China's spacecraft Shenzhou 8 and space station module Tiangong-1 accomplished the nation's first docking operation early Thursday.
According to data from the Manned Space Program Office, the program cost 20 billion yuan between 1992 and 2005, during which time the Shenzhou-6 spacecraft was developed and subsequently launched; from 2005 up to now, 15 billion yuan has been spent on the program.
According to Zhou Jianping, the current chief designer of China's manned space program, the U.S. spends as much on its space program in one year as China spends on its program in 20 years. Zhou stated that, in recent years, NASA's annual budget has been roughly US$17 to US$18 billion. Russia has also been increasing spending on its space program year-by-year. Zhou commented that Japan and Europe have also maintained their space program budgets.
Zhou went on to say that, as China is currently the world's second-largest economy, it is normal for the country's aerospace industry to develop in line with its economy, especially if the industry is considered an industrial system.
Zhang Bonan, the chief designer of China's spacecraft, commented that both the U.S. and Russia began their manned space programs decades ago and, have, over time, developed the unmanned spacecraft, the single-person spacecraft, and finally the multi-person crewed spacecraft. "China's manned space program started late, but we started on the basis of that earlier research and have developed rapidly," he said. "That is why we have saved a lot on research and development so far."

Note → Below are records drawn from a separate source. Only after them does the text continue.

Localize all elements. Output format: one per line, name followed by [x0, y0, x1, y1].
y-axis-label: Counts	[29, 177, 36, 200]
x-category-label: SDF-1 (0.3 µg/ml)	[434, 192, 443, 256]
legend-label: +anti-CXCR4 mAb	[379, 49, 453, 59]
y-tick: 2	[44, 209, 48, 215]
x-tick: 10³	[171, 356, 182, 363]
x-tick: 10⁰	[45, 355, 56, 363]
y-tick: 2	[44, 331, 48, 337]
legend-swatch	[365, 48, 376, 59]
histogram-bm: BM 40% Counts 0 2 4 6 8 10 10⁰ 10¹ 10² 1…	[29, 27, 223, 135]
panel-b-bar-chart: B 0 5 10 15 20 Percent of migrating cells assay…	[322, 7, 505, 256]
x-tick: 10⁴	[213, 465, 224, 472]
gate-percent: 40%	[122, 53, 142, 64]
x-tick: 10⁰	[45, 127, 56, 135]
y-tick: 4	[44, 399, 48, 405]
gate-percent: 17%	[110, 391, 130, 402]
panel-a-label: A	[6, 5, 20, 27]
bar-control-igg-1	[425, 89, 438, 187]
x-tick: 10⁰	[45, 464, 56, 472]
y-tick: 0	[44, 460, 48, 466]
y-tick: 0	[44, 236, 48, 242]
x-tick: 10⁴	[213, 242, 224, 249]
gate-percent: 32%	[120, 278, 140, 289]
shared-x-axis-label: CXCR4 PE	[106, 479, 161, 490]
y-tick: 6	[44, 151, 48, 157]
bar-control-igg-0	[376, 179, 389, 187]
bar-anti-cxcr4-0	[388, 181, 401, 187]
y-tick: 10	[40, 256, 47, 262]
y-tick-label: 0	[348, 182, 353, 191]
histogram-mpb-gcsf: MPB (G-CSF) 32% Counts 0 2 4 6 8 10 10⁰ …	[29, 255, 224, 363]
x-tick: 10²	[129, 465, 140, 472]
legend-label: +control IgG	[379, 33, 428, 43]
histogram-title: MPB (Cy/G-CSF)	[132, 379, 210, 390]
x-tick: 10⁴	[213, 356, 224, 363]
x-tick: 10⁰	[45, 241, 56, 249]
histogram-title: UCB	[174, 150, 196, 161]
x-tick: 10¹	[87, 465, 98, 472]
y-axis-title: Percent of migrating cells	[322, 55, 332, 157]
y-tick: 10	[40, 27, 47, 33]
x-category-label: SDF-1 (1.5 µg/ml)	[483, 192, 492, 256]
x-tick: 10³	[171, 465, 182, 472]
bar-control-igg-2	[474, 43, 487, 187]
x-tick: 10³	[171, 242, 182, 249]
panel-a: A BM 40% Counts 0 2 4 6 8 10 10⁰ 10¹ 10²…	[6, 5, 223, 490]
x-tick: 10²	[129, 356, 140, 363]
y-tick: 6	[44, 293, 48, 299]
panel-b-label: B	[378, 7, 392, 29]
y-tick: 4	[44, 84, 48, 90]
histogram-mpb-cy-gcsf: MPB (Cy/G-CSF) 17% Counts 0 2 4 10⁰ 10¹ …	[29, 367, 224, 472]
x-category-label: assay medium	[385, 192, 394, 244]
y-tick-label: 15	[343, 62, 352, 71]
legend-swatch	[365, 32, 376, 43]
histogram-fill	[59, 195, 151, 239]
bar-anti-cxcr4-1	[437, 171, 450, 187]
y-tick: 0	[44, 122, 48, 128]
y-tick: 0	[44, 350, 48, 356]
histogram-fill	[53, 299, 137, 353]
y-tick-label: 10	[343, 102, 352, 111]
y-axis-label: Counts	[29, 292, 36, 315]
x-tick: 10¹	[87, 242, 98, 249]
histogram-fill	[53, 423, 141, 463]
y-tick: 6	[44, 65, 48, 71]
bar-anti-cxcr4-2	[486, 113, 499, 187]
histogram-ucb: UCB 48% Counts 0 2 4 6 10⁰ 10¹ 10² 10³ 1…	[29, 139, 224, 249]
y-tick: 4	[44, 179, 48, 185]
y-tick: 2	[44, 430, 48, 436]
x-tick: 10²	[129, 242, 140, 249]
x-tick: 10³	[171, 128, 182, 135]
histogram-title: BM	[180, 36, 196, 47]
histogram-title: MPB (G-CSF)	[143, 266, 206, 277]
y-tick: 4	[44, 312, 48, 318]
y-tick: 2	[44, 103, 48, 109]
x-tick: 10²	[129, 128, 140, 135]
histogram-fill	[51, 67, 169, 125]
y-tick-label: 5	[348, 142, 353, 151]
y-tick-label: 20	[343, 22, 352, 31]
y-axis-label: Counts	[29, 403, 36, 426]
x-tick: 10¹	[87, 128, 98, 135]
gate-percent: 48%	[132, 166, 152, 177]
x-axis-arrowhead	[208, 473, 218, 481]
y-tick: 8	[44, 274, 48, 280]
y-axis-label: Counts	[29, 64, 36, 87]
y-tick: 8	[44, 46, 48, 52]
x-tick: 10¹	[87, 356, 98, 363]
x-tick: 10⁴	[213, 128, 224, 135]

The Shenzhou mission has implemented an innovative docking plan. The U.S. and Russia used to launch two spacecraft each time to complete one docking. However, China's Tiangong-1 spacecraft will separately dock three times with three different spacecrafts. The Shenzhou mission, therefore, requires two fewer launches than the U.S. and Russian missions.
According to U.S. and European research institutions, every dollar invested in the aerospace industry will yield 7-12 dollars in return. In 1960s, the U.S. "Apollo" program received over 3000 patents and contributed greatly to the development of the U.S. high-tech industry. In addition, more than 30,000 consumer products were developed directly from, or as a result of sharing the technology used in spacecraft development.
China's aerospace development has also generated a significant profit. Over 2,000 space technologies have been implemented in the telecommunication, textile, petroleum, transportation, medical treatment and agriculture industries. As a result, almost every Chinese person is reaping the benefits generated by the country's aerospace industry.